Thursday, April 24, 2008

John McCain vs. Barack Obama on Gas Taxes



From the Wall Street Journal:
Sen. Obama, who voted for a temporary gas-tax break when he was a state senator in Illinois, rejected a federal tax holiday as bad fiscal policy. The federal gas tax raises money to repair and expand the highway system.

In Illinois in 2000, Sen. Obama voted for a six-month, five-percentage point break on the state's 6.25% gas sales tax. The reduction of the tax, which goes into a general revenue fund, passed on a 55-1 vote and included measures designed to ensure that the benefits of the tax break reached consumers. At one point, Sen. Obama jokingly asked on the Senate floor whether it would be possible to install placards on gas-station pumps telling motorists he had helped win temporary price relief.

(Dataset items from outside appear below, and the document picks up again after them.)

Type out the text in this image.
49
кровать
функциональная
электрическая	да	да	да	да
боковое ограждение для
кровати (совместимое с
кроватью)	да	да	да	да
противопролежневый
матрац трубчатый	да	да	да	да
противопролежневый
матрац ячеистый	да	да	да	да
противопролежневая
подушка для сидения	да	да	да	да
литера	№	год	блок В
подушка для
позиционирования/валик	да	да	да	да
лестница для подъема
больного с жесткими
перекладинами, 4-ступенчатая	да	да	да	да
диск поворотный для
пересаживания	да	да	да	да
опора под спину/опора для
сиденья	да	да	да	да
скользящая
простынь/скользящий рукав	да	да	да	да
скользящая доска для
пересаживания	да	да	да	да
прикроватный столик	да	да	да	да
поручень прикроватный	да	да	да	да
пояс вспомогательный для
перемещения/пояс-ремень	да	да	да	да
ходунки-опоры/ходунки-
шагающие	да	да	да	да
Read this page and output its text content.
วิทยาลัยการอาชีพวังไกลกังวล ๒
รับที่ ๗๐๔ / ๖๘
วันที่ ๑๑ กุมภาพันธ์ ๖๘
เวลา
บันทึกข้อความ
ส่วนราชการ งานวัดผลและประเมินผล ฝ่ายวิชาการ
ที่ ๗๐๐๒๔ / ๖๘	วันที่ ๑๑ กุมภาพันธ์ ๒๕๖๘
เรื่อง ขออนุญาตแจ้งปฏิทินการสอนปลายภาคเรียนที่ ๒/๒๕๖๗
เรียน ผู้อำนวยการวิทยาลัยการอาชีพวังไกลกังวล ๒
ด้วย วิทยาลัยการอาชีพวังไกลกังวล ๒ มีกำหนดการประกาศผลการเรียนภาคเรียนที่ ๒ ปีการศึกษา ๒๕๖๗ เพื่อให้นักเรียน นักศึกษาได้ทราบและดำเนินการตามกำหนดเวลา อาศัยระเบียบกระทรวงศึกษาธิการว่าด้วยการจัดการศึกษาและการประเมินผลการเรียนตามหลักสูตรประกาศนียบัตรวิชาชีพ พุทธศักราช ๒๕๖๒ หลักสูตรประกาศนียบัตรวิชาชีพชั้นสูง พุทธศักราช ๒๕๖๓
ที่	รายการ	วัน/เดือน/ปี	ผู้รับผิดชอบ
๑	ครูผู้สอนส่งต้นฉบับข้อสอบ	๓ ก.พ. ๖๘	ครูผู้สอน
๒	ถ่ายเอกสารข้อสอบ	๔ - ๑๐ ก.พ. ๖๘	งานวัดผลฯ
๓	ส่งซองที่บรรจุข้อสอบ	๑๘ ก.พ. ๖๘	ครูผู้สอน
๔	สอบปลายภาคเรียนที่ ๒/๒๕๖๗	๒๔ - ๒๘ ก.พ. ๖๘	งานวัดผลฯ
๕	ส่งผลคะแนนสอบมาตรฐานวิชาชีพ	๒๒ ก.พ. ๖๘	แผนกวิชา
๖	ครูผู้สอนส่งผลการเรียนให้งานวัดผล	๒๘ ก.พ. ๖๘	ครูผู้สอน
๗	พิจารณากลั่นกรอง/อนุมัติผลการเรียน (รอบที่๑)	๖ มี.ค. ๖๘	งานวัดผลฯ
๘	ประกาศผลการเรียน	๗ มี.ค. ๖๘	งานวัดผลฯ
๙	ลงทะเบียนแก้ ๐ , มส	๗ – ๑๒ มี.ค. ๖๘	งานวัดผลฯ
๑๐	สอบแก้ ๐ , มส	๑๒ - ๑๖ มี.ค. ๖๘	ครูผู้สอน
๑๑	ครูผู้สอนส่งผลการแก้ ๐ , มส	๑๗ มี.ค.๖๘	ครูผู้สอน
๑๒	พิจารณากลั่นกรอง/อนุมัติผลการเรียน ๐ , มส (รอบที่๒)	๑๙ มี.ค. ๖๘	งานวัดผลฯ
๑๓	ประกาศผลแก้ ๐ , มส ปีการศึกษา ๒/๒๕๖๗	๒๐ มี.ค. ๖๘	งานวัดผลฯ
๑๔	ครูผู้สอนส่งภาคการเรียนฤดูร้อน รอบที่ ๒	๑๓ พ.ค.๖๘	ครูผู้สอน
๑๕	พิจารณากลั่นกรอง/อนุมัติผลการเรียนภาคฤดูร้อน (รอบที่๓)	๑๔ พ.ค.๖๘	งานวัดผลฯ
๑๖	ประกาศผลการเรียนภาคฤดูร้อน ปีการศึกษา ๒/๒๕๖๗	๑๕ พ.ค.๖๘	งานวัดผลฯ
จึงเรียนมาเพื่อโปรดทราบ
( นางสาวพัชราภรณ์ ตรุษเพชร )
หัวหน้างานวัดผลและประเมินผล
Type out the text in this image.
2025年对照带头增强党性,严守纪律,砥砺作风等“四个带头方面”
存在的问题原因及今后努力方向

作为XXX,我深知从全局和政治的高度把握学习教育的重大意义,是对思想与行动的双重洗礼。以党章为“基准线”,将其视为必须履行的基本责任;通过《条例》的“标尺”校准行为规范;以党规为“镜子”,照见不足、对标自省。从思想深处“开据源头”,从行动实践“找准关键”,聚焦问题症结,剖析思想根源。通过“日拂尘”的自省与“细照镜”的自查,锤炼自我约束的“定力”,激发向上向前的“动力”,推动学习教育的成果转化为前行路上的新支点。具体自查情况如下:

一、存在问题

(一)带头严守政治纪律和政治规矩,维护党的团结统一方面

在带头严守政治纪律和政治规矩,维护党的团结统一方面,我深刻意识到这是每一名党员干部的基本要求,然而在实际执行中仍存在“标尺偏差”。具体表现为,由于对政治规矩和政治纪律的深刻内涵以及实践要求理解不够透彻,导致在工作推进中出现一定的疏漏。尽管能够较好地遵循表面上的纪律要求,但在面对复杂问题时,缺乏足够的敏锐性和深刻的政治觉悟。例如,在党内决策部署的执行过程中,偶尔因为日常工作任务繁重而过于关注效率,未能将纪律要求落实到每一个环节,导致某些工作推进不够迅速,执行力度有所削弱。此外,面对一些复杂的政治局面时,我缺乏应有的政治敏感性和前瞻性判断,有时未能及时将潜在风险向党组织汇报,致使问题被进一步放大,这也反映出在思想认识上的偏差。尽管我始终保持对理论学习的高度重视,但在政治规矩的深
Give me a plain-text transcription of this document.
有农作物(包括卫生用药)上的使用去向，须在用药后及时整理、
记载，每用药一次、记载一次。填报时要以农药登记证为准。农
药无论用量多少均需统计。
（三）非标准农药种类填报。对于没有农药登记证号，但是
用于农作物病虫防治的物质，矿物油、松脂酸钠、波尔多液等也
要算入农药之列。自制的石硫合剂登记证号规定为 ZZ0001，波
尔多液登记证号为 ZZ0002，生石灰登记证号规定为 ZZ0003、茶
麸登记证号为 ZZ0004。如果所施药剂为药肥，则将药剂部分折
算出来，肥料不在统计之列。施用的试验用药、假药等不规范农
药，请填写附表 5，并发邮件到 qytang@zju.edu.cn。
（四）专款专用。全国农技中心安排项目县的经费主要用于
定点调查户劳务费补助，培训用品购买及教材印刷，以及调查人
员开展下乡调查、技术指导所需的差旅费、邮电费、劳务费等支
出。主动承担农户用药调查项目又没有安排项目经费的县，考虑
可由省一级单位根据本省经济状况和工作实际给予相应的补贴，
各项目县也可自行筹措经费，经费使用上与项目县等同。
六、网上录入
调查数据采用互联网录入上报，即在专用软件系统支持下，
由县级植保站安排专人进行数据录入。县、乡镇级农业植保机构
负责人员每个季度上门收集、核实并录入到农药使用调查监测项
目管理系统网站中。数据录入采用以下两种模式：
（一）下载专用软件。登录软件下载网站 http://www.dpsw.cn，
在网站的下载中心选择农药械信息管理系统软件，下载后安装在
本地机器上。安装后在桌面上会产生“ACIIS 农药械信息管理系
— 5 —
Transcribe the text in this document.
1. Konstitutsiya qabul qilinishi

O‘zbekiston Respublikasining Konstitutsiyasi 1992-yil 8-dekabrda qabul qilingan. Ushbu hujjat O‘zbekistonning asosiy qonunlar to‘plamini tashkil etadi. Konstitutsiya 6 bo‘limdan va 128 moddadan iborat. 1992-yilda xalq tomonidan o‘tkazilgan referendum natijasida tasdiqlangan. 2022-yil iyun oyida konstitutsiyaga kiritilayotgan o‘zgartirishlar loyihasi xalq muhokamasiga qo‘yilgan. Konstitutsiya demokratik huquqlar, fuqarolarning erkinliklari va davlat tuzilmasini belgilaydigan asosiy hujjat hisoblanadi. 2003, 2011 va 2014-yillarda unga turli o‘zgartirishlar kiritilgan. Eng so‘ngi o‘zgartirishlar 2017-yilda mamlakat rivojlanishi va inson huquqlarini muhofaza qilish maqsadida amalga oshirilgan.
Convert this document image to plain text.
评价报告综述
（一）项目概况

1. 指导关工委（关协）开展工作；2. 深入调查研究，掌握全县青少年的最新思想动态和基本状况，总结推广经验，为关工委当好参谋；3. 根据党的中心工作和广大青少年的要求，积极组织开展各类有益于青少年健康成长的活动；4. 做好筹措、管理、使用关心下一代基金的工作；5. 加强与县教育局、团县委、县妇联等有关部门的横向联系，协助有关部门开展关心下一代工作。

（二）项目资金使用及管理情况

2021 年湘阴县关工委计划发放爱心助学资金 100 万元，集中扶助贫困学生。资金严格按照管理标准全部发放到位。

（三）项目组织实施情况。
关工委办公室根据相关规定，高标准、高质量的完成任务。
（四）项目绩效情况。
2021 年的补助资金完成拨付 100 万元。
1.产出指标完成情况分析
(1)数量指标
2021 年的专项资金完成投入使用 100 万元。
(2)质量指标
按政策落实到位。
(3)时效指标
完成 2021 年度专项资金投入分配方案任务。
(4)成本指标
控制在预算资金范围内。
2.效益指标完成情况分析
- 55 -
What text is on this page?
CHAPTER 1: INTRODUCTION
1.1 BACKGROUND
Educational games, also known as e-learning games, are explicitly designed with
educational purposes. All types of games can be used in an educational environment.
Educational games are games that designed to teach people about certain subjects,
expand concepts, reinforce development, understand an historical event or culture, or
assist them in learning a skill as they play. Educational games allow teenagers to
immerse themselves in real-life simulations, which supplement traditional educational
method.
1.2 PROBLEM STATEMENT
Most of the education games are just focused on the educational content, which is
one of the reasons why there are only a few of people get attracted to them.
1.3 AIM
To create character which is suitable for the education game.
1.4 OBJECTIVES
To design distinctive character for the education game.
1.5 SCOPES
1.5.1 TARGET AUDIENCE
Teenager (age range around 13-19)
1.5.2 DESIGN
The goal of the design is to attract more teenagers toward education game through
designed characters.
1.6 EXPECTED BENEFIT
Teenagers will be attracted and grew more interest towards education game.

When some state legislators tried to make the suspension permanent before it expired, Sen. Obama spoke out against that measure but defended his vote for the holiday, according to transcripts posted on the legislature's Web site.

"I originally voted for the suspension because I thought that it was extraordinary circumstances, given the huge hike in prices," he said at the time. Gas prices averaged $1.52 a gallon in March 2000.

I understand that the efficacy of a gas-tax holiday is debatable.

However, the fact that Obama is politics as usual is not.

No wonder flip-flopper John Kerry endorses Barack Obama.